Che cerchi un campo largo vi sembra così storto? che scappi anche lontano vi sembra così strano? Io questa settimana non funziono! Se scappo vuol dire che sono prigioniero e i prigionieri hanno diritto di scappare.
Semplicemente meraviglioso questo video-post di Edoardo Prati, uno dei giovani – tanti per fortuna – che fanno ben sperare per il futuro. Sono loro gli Influencer che dialogano con i loro coetanei, che hanno qualcosa da dire, che sanno far funzionare la testa.
Centocieci con lode a questa nuova generazione che ha molto da insegnarci!
In poche parole, Edoardo Prato ha tratto una linea netta tra IA e umanità, ha fatto una sorta di paragone, ha messo in contrapposizione – ma non troppo – la tecnologia e l’essere umani.

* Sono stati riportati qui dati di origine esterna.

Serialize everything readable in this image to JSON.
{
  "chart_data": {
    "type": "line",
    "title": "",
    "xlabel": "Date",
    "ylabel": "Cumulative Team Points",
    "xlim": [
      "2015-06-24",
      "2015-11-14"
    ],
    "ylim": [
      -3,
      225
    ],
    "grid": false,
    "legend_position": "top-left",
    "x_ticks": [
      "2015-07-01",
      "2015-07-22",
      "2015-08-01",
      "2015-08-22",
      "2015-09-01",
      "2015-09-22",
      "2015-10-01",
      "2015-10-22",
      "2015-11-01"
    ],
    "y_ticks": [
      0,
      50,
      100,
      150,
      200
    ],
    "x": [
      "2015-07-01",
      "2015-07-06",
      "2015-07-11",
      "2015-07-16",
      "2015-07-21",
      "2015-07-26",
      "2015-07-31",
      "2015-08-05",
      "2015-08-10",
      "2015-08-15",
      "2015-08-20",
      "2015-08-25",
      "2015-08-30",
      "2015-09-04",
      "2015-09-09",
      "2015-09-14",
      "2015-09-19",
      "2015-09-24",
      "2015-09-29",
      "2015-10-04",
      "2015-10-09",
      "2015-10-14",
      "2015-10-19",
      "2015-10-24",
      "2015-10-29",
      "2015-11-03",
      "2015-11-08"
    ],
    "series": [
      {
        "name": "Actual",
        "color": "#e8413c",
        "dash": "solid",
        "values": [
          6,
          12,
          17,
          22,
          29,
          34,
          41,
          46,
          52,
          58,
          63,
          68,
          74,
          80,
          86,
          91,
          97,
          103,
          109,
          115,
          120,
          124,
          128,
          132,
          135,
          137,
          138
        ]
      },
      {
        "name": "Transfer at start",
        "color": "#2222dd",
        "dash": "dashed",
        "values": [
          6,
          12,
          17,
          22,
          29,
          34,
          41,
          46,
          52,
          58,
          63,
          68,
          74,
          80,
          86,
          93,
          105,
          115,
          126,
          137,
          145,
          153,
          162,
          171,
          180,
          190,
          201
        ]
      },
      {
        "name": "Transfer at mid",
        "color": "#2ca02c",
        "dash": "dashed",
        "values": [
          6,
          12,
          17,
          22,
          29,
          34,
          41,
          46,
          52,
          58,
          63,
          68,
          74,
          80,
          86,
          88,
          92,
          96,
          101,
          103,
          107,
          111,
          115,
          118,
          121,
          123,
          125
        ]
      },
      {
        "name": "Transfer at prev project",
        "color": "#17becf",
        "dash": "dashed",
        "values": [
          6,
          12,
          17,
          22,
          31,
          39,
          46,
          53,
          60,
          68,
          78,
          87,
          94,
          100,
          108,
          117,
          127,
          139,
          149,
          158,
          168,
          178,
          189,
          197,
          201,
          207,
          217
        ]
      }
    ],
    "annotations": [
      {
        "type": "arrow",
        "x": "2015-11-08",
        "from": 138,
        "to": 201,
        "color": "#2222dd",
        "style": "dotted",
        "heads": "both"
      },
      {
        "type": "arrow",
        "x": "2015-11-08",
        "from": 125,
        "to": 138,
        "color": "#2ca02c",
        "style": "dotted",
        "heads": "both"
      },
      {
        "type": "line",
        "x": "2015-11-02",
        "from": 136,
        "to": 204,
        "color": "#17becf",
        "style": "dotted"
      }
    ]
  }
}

“Non funziono”; mai avevamo sentito una tale frase riferita ad un umano, vero? Edoardo Prati lo ha fatto in un video che spiazza, che ci inchioda ad una riflessione profonda su chi siamo e su dove siamo diretti. Non siamo perfetti. Anche io posso rompermi, non funzionare come un elettrodomestico, come internet o come l’intelligenza artificiale. Per scherzo, ma non troppo applica lo stesso linguaggio con il quale si pensa al mondo Tech, al mondo degli umani. E visto che ormai tutto è a portata di mano, il cellulare è un prolungamento della mano, che con un click compro, dialogo, rido, dormo, mangio allora, tanto fale trasportare quella umanità (non perfetta) in un mondo che sembra, almeno dall’esterno, perfetto.
La tecnologia, la corsa alle cose sempre più sofisticate ci fanno dimenticare di essere umani. E quando la società e il mondo ci vuole perfetti e funzionanti, performanti, brillanti, impeccabili – fa bene sentire. Non funziono, questa settimana non funziono, rottamatemi, fate come vi pare!

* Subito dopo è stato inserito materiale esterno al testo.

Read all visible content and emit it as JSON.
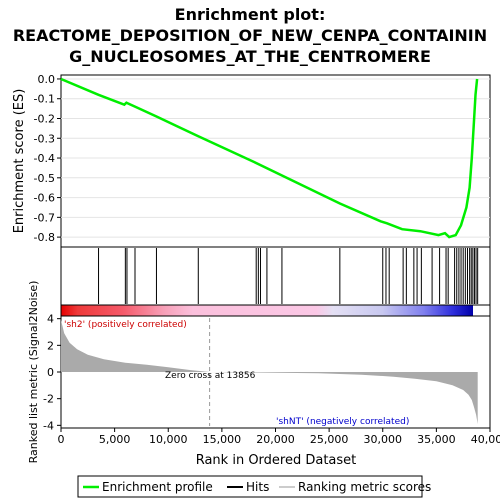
{
  "title_line1": "Enrichment plot:",
  "title_line2": "REACTOME_DEPOSITION_OF_NEW_CENPA_CONTAININ",
  "title_line3": "G_NUCLEOSOMES_AT_THE_CENTROMERE",
  "colors": {
    "es_line": "#00ee00",
    "hits": "#000000",
    "pos_label": "#cc0000",
    "neg_label": "#0000cc",
    "metric_fill": "#aaaaaa"
  },
  "legend": {
    "items": [
      {
        "label": "Enrichment profile",
        "color": "#00ee00",
        "kind": "line"
      },
      {
        "label": "Hits",
        "color": "#000000",
        "kind": "line"
      },
      {
        "label": "Ranking metric scores",
        "color": "#cccccc",
        "kind": "line"
      }
    ]
  },
  "chart_data": [
    {
      "type": "line",
      "name": "enrichment-profile",
      "ylabel": "Enrichment score (ES)",
      "ylim": [
        -0.85,
        0.02
      ],
      "yticks": [
        "0.0",
        "-0.1",
        "-0.2",
        "-0.3",
        "-0.4",
        "-0.5",
        "-0.6",
        "-0.7",
        "-0.8"
      ],
      "ytick_values": [
        0.0,
        -0.1,
        -0.2,
        -0.3,
        -0.4,
        -0.5,
        -0.6,
        -0.7,
        -0.8
      ],
      "xlim": [
        0,
        40000
      ],
      "x": [
        0,
        3500,
        5900,
        6100,
        6900,
        8900,
        12800,
        18000,
        26000,
        29800,
        30400,
        31800,
        33500,
        35200,
        35800,
        36200,
        36800,
        37300,
        37800,
        38100,
        38300,
        38500,
        38650,
        38800
      ],
      "y": [
        0.0,
        -0.08,
        -0.13,
        -0.12,
        -0.14,
        -0.19,
        -0.29,
        -0.42,
        -0.63,
        -0.72,
        -0.73,
        -0.76,
        -0.77,
        -0.79,
        -0.78,
        -0.8,
        -0.79,
        -0.74,
        -0.65,
        -0.55,
        -0.4,
        -0.22,
        -0.08,
        0.0
      ]
    },
    {
      "type": "scatter",
      "name": "hits",
      "x": [
        3500,
        6000,
        6150,
        6900,
        8900,
        12800,
        18200,
        18400,
        18600,
        19200,
        20600,
        26000,
        30000,
        30300,
        30600,
        31900,
        32200,
        32900,
        33200,
        33600,
        34600,
        35300,
        35900,
        36100,
        36700,
        36900,
        37100,
        37300,
        37500,
        37700,
        37900,
        38100,
        38250,
        38400,
        38550,
        38700,
        38850
      ]
    },
    {
      "type": "area",
      "name": "ranking-metric",
      "ylabel": "Ranked list metric (Signal2Noise)",
      "xlabel": "Rank in Ordered Dataset",
      "ylim": [
        -4.2,
        4.2
      ],
      "yticks": [
        "4",
        "2",
        "0",
        "-2",
        "-4"
      ],
      "ytick_values": [
        4,
        2,
        0,
        -2,
        -4
      ],
      "xlim": [
        0,
        40000
      ],
      "xticks": [
        "0",
        "5,000",
        "10,000",
        "15,000",
        "20,000",
        "25,000",
        "30,000",
        "35,000",
        "40,000"
      ],
      "xtick_values": [
        0,
        5000,
        10000,
        15000,
        20000,
        25000,
        30000,
        35000,
        40000
      ],
      "x": [
        0,
        300,
        800,
        1500,
        2500,
        4000,
        6000,
        8000,
        10000,
        12000,
        13856,
        16000,
        20000,
        24000,
        28000,
        31000,
        33000,
        35000,
        36500,
        37500,
        38000,
        38300,
        38500,
        38700,
        38850
      ],
      "y": [
        3.9,
        2.9,
        2.2,
        1.7,
        1.3,
        0.95,
        0.7,
        0.55,
        0.35,
        0.15,
        0.0,
        -0.03,
        -0.05,
        -0.1,
        -0.2,
        -0.35,
        -0.5,
        -0.7,
        -1.0,
        -1.35,
        -1.7,
        -2.1,
        -2.6,
        -3.2,
        -3.9
      ],
      "zero_cross": 13856,
      "annotations": {
        "zero_cross_text": "Zero cross at 13856",
        "pos_text": "'sh2' (positively correlated)",
        "neg_text": "'shNT' (negatively correlated)"
      }
    }
  ]
}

Teniamo d’occhio questi giovani, coltiviamo la loro sensibilità, appoggiamo il loro impegno.
Prati, in un altro video dice:
Non siamo una generazione problematica, siamo una generazione che problematizza, il che vuol dire una generazione forse più consapevole in merito ad alcuni temi – temi che hanno assunto l’importanza che hanno oggi, di certo per un motivo.
Avere consapevolezza di sé sta sempre sulle palle a qualcuno, e credo che la critica derivi da questo. Però io non la chiamerei e non mi direi parte di una generazione problematica, quanto più di una generazione che sta cercando di fare i conti con se stessa”.

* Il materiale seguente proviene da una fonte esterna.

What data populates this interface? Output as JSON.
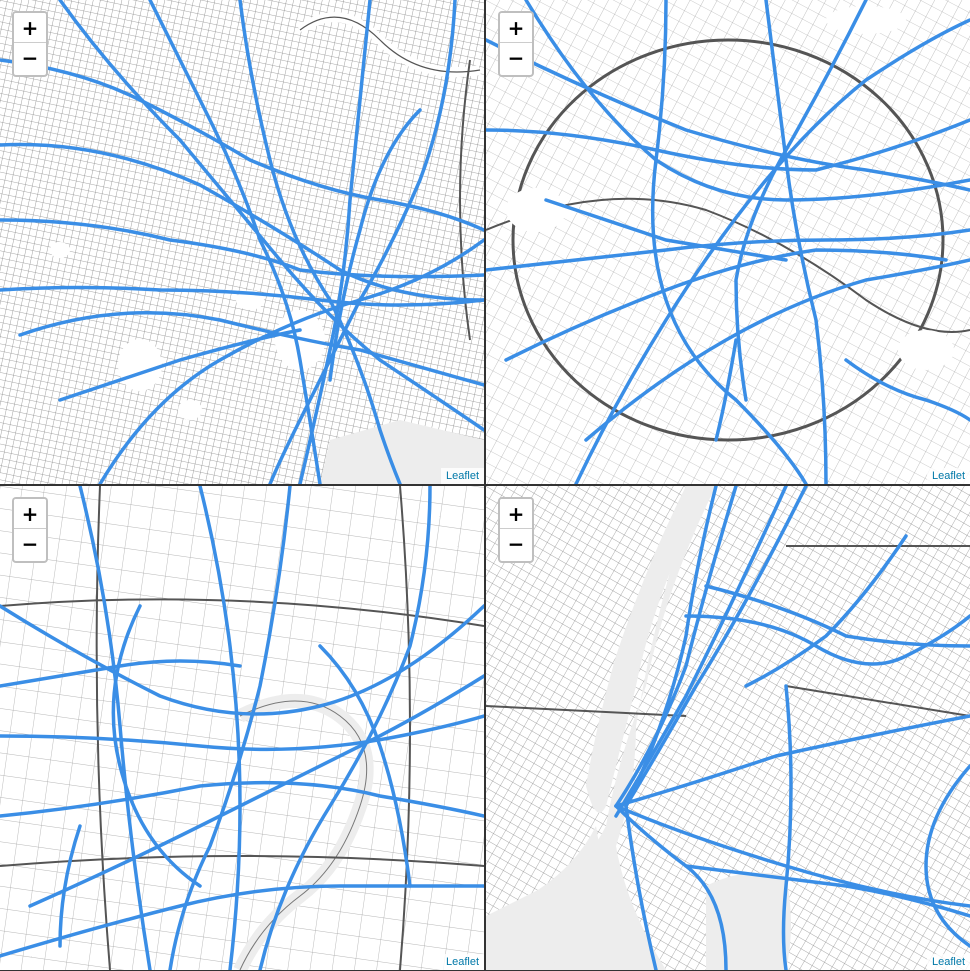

Il giorno in cui l’esercito israeliano abbordò le navi della Flottilla, ha postato alcune parole che meriterebbero di essere incise sulla pietra:
Israele sta abbordando le imbarcazioni della Flotilla. Questo è un giorno in cui si scoprono le carte di un gioco osceno che, forse annebbiati dalla lunga illusione di pace in cui abbiamo vissuto, abbiamo permesso che si svolgesse e a cui, forse, abbiamo partecipato.
Prima di arrivare a questo siamo stati dei cittadini attenti? Dobbiamo essere tutti chiamati ad un sussulto di coscienza e interrogarci: abbiamo nutrito la pace? Abbiamo cercato la pace? Abbiamo studiato la pace? Abbiamo amato la pace? Abbiamo curato la pace?
Mentre ci pensiamo stesi nei nostri letti, convinti di essere sempre al sicuro da tutto, chiediamo a chi ci dovrebbe rappresentare di attivarsi. Chiederlo non è una questione partitica, è una questione POLITICA, è sempre una questione politica quando ne va della nostra sorte.
Sì, la sorte dei palestinesi e degli attivisti della flotilla È la nostra sorte.
Parlare di idee, di ciò che ci limita, di orizzonti
«Ma Quand’è che studiare è diventato una gara?» è la denuncia di una studentessa, durante l’inaugurazione dell’anno accademico all’Università di Padova.
Laureato più giovane d’Italia. Si suicida all’università, aveva mentito alla famiglia sugli esami inventati. A 23 anni è medico, per me il sonno è tempo perso. 5 lauree in sei anni, studente dei record racconta il suo metodo geniale. Studentessa di 19 anni si suicida all’università: La mia vita è un fallimento.
In questo modo inizia il discorso della Presidente degli studenti dell’Università di Padova. E ancora:
Sentiamo il peso di aspettative asfissianti. Ci viene insegnato che fermarsi significa deludere le aspettative sociali, e molto spesso familiari.